Cascade behavior surprises	`Model.deleting / deleted` events handle cascade per-relation, not pilotiq	Document on a per-resource basis; pilotiq doesn't intervene.

#Relation managers

When the related Resource has softDeletes = true, manager-side soft deletes wire up automatically:

TrashedFilter is injected into the manager's table — same UX as the resource list page. Override by attaching one yourself in M.table() (e.g. t.filters([TrashedFilter.make().label('Archive')])) to keep the framework from double-injecting.
Per-row actions — drop in Action.relationRestore(M, ctx) and Action.relationForceDelete(M, ctx) from inside M.table(table, ctx) alongside Action.relationDelete(M, ctx). Each auto-hides on the rows where it doesn't apply: Restore + ForceDelete only show on trashed rows; Delete hides on already-trashed rows.
Routes — POST {base}/{slug}/:id/{rel}/:childId/restore and /force-delete mount automatically. Two-layer auth: parent canAccess + canEdit, then manager canRestore / canForceDelete with fall-through to the related Resource. IDOR check re-runs the parent's relation query through withTrashed() so trashed children resolve.
Authorization — RelationManager.canRestore(user, child, parent) defaults to true. canForceDelete inherits from canDelete by default (delegates via this.canDelete) so locking down delete also locks down force-delete. Override either independently when needed.
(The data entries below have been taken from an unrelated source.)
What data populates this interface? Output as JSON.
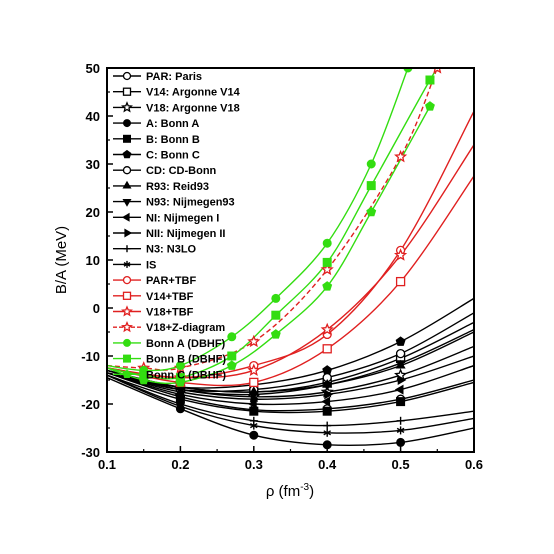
{
  "chart_data": {
    "type": "line",
    "title": "",
    "xlabel": "ρ (fm",
    "xlabel_sup": "-3",
    "xlabel_end": ")",
    "ylabel": "B/A (MeV)",
    "xlim": [
      0.1,
      0.6
    ],
    "ylim": [
      -30,
      50
    ],
    "xticks": [
      "0.1",
      "0.2",
      "0.3",
      "0.4",
      "0.5",
      "0.6"
    ],
    "yticks": [
      "-30",
      "-20",
      "-10",
      "0",
      "10",
      "20",
      "30",
      "40",
      "50"
    ],
    "legend_position": "top-left",
    "grid": false,
    "series": [
      {
        "name": "PAR: Paris",
        "color": "#000000",
        "marker": "circle-open",
        "dash": false,
        "x": [
          0.1,
          0.2,
          0.3,
          0.4,
          0.5,
          0.6
        ],
        "y": [
          -13.5,
          -18.5,
          -21.2,
          -21.0,
          -19.0,
          -15.0
        ]
      },
      {
        "name": "V14: Argonne V14",
        "color": "#000000",
        "marker": "square-open",
        "dash": false,
        "x": [
          0.1,
          0.2,
          0.3,
          0.4,
          0.5,
          0.6
        ],
        "y": [
          -13.0,
          -16.5,
          -17.5,
          -15.5,
          -10.5,
          -3.0
        ]
      },
      {
        "name": "V18: Argonne V18",
        "color": "#000000",
        "marker": "star-open",
        "dash": false,
        "x": [
          0.1,
          0.2,
          0.3,
          0.4,
          0.5,
          0.6
        ],
        "y": [
          -13.0,
          -17.0,
          -18.5,
          -17.5,
          -14.0,
          -8.0
        ]
      },
      {
        "name": "A: Bonn A",
        "color": "#000000",
        "marker": "circle",
        "dash": false,
        "x": [
          0.1,
          0.2,
          0.3,
          0.4,
          0.5,
          0.6
        ],
        "y": [
          -14.5,
          -21.0,
          -26.5,
          -28.5,
          -28.0,
          -25.0
        ]
      },
      {
        "name": "B: Bonn B",
        "color": "#000000",
        "marker": "square",
        "dash": false,
        "x": [
          0.1,
          0.2,
          0.3,
          0.4,
          0.5,
          0.6
        ],
        "y": [
          -14.0,
          -19.0,
          -21.5,
          -21.5,
          -19.5,
          -15.5
        ]
      },
      {
        "name": "C: Bonn C",
        "color": "#000000",
        "marker": "pentagon",
        "dash": false,
        "x": [
          0.1,
          0.2,
          0.3,
          0.4,
          0.5,
          0.6
        ],
        "y": [
          -13.5,
          -16.5,
          -16.0,
          -13.0,
          -7.0,
          2.0
        ]
      },
      {
        "name": "CD: CD-Bonn",
        "color": "#000000",
        "marker": "circle-open",
        "dash": false,
        "x": [
          0.1,
          0.2,
          0.3,
          0.4,
          0.5,
          0.6
        ],
        "y": [
          -13.5,
          -17.0,
          -17.0,
          -14.5,
          -9.5,
          -1.0
        ]
      },
      {
        "name": "R93: Reid93",
        "color": "#000000",
        "marker": "triangle-up",
        "dash": false,
        "x": [
          0.1,
          0.2,
          0.3,
          0.4,
          0.5,
          0.6
        ],
        "y": [
          -13.0,
          -16.5,
          -17.5,
          -16.0,
          -12.0,
          -5.0
        ]
      },
      {
        "name": "N93: Nijmegen93",
        "color": "#000000",
        "marker": "triangle-down",
        "dash": false,
        "x": [
          0.1,
          0.2,
          0.3,
          0.4,
          0.5,
          0.6
        ],
        "y": [
          -13.0,
          -17.0,
          -18.0,
          -16.0,
          -11.5,
          -4.5
        ]
      },
      {
        "name": "NI: Nijmegen I",
        "color": "#000000",
        "marker": "triangle-left",
        "dash": false,
        "x": [
          0.1,
          0.2,
          0.3,
          0.4,
          0.5,
          0.6
        ],
        "y": [
          -13.5,
          -18.0,
          -20.0,
          -19.5,
          -17.0,
          -12.0
        ]
      },
      {
        "name": "NII: Nijmegen II",
        "color": "#000000",
        "marker": "triangle-right",
        "dash": false,
        "x": [
          0.1,
          0.2,
          0.3,
          0.4,
          0.5,
          0.6
        ],
        "y": [
          -13.5,
          -17.5,
          -19.0,
          -18.0,
          -15.0,
          -10.0
        ]
      },
      {
        "name": "N3: N3LO",
        "color": "#000000",
        "marker": "plus",
        "dash": false,
        "x": [
          0.1,
          0.2,
          0.3,
          0.4,
          0.5,
          0.6
        ],
        "y": [
          -14.0,
          -20.0,
          -23.5,
          -24.5,
          -23.5,
          -21.5
        ]
      },
      {
        "name": "IS",
        "color": "#000000",
        "marker": "asterisk",
        "dash": false,
        "x": [
          0.1,
          0.2,
          0.3,
          0.4,
          0.5,
          0.6
        ],
        "y": [
          -14.0,
          -20.5,
          -24.5,
          -26.0,
          -25.5,
          -23.0
        ]
      },
      {
        "name": "PAR+TBF",
        "color": "#e02020",
        "marker": "circle-open",
        "dash": false,
        "x": [
          0.1,
          0.2,
          0.3,
          0.4,
          0.5,
          0.6
        ],
        "y": [
          -12.5,
          -14.5,
          -12.0,
          -5.5,
          12.0,
          41.0
        ]
      },
      {
        "name": "V14+TBF",
        "color": "#e02020",
        "marker": "square-open",
        "dash": false,
        "x": [
          0.1,
          0.2,
          0.3,
          0.4,
          0.5,
          0.6
        ],
        "y": [
          -12.5,
          -15.5,
          -15.5,
          -8.5,
          5.5,
          27.5
        ]
      },
      {
        "name": "V18+TBF",
        "color": "#e02020",
        "marker": "star-open",
        "dash": false,
        "x": [
          0.1,
          0.2,
          0.3,
          0.4,
          0.5,
          0.6
        ],
        "y": [
          -12.5,
          -14.5,
          -13.0,
          -4.5,
          11.0,
          34.0
        ]
      },
      {
        "name": "V18+Z-diagram",
        "color": "#e02020",
        "marker": "star-open",
        "dash": true,
        "x": [
          0.1,
          0.15,
          0.2,
          0.3,
          0.4,
          0.5,
          0.55
        ],
        "y": [
          -12.0,
          -12.5,
          -12.5,
          -7.0,
          8.0,
          31.5,
          50.0
        ]
      },
      {
        "name": "Bonn A (DBHF)",
        "color": "#33dd11",
        "marker": "circle",
        "dash": false,
        "x": [
          0.1,
          0.15,
          0.2,
          0.27,
          0.33,
          0.4,
          0.46,
          0.51
        ],
        "y": [
          -12.0,
          -13.0,
          -12.0,
          -6.0,
          2.0,
          13.5,
          30.0,
          50.0
        ]
      },
      {
        "name": "Bonn B (DBHF)",
        "color": "#33dd11",
        "marker": "square",
        "dash": false,
        "x": [
          0.1,
          0.15,
          0.2,
          0.27,
          0.33,
          0.4,
          0.46,
          0.54,
          0.56
        ],
        "y": [
          -12.5,
          -14.0,
          -14.5,
          -10.0,
          -1.5,
          9.5,
          25.5,
          47.5,
          52.0
        ]
      },
      {
        "name": "Bonn C (DBHF)",
        "color": "#33dd11",
        "marker": "pentagon",
        "dash": false,
        "x": [
          0.1,
          0.15,
          0.2,
          0.27,
          0.33,
          0.4,
          0.46,
          0.54
        ],
        "y": [
          -12.5,
          -15.0,
          -15.5,
          -12.0,
          -5.5,
          4.5,
          20.0,
          42.0
        ]
      }
    ]
  }
}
class CommentsManager extends RelationManager {
  static override relationship = 'comments'

  static override table(t: Table, ctx: RelationManagerContext): Table {
    return t
      .columns([Column.make('body')])
      .recordActions([
        Action.relationEdit(CommentsManager, ctx),
        Action.relationDelete(CommentsManager, ctx),
        Action.relationRestore(CommentsManager, ctx),
        Action.relationForceDelete(CommentsManager, ctx),
      ])
  }
}

#Out of scope

Per-user trash isolation — multi-tenant trash isolation lives in user-defined getEloquentQuery overrides, not pilotiq.
Auto-purge after N days — trivial cron job in your app, doesn't belong in pilotiq.
Trash views as separate routes — no /posts/trash URL; the TrashedFilter inside the list page is the canonical UX.